Donc oui, il y avait bien quelque chose à annoncer là et là.
Oui, je vous ai fait des cachotteries.
C’est que tout est si compliqué… cela devrait être plus simple la deuxième fois, et c’est le contraire.
J’ai voulu cette deuxième grossesse. Pas parce que j’en sentais le besoin viscéral comme la première fois, non, par raison. Parce qu’il avait toujours été entendu, entre Monsieur et moi, que les enfants ça marchait au moins par deux, et que deux ans c’était une bonne différence.
J’ai voulu cette deuxième grossesse et, la nature n’y suffisant pas, j’ai revu ma formidable endocrinologue, et ça a marché.
J’ai voulu cette grossesse et pourtant je ne la digère pas.
Littéralement : je souffre de reflux gastro-oesophagien. En plus de la fatigue – la fatigue souveraine, qui vous ferme les yeux quand vous êtes au travail, qui vous empêche de réfléchir, dont vous ne vous remettez pas le week-end – je vis donc depuis le début avec la brûlure de l’acide dans l’estomac, l’œsophage, la gorge (voilà ce qui me faisait tousser !), et même parfois jusqu’au bord des lèvres. Depuis 3 mois, je dors assise. Exit le café-chocolat d’après le déjeuner ou la tisane-chocolat d’après le dîner, remplacés par un infâme pansement gastrique.
Enfin soyons honnête : tout cela appartient heureusement presque au passé, je vais quand même mieux.

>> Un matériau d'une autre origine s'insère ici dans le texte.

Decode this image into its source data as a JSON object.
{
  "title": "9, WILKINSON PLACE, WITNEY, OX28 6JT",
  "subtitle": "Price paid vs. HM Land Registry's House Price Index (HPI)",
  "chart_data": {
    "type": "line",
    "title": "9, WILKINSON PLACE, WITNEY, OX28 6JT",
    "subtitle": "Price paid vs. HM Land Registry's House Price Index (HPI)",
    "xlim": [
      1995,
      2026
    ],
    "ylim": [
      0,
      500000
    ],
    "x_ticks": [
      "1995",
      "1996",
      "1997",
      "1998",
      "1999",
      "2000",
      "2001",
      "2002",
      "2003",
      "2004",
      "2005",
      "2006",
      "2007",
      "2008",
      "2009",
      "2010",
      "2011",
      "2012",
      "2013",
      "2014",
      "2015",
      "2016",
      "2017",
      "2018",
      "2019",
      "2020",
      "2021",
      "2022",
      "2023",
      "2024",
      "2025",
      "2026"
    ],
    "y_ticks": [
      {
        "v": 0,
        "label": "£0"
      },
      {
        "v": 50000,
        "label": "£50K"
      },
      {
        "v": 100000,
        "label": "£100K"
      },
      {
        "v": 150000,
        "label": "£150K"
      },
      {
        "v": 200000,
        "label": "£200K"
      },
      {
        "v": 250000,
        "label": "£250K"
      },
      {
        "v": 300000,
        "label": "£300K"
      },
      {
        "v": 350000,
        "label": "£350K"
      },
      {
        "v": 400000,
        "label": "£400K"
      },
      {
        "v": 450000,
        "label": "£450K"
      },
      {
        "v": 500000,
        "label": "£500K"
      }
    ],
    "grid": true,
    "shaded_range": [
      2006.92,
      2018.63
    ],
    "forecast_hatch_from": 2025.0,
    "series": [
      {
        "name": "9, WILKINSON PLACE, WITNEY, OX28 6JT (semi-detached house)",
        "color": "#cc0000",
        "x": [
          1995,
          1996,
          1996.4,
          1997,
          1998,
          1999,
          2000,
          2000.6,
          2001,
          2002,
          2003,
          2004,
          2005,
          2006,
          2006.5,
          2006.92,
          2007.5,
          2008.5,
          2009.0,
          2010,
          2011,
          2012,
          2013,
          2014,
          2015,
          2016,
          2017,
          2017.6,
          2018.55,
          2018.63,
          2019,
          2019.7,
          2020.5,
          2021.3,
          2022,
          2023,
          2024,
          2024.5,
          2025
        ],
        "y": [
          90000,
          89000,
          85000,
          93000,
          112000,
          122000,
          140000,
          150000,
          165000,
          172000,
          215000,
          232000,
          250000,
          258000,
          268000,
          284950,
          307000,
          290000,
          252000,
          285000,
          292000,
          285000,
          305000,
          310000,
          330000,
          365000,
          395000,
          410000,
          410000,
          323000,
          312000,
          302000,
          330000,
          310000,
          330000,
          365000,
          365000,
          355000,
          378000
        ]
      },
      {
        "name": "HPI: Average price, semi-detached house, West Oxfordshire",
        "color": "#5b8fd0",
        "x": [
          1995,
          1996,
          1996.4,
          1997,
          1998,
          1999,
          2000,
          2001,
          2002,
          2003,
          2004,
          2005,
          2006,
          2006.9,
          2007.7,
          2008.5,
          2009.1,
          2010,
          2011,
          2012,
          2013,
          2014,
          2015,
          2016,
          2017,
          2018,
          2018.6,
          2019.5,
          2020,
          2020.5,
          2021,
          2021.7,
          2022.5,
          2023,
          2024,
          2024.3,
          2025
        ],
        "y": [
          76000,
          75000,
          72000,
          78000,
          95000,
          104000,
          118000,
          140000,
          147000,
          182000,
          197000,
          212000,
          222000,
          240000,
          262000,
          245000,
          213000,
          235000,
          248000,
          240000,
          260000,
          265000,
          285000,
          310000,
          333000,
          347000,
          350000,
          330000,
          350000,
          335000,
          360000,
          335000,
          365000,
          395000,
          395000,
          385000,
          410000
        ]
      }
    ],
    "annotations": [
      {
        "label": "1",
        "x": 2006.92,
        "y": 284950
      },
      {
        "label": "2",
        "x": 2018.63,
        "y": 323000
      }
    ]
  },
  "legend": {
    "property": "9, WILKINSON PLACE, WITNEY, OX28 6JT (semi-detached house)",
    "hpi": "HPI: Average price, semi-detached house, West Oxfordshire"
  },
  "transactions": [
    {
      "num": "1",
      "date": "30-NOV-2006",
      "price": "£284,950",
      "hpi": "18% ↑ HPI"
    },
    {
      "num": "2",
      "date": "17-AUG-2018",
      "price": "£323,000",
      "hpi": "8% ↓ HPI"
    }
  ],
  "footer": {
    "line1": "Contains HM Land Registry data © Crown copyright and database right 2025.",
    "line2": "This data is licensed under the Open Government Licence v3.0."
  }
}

Je ne la digérais pas, donc. J’avais peur.
Peur que mon patron me déteste.
Peur de faire de la peine à ceux qui ne peuvent pas.
Peur de ne pas surmonter la surcharge financière et de travail.
Peur de rompre l’équilibre si précieux trouvé avec la co-famille et la nourrice.
Et surtout, surtout, peur de mettre fin à la relation exclusive avec ma fille.
Je sais bien que c’est pour son bien, et pour le mien.
Je sais bien que la co-famille désire aussi un second enfant.
Je sais bien que les solutions existent et que l’école nous soulagera un peu, un jour.
Je sais bien qu’on ne peut pas porter toute la douleur du monde.
Je sais bien qu’un travail, ça ne dure qu’un temps, alors qu’une famille c’est pour la vie…
Et je sais aussi que me plaindre serait un luxe de l’esprit.
J’ai eu tellement de chance… maintenant, il me faut l’assumer.
Maintenant, je souhaite une chose : me sentir mieux et vivre enfin cette grossesse comme elle le mérite. Comme la première. Et commencer à chérir ce bébé qui n’a rien demandé, que j’ai convoqué, et qui a déjà besoin de moi. Et que, pour le coup, son papa aura investi bien plus vite que sa maman.
Les vacances m’y aideront sûrement.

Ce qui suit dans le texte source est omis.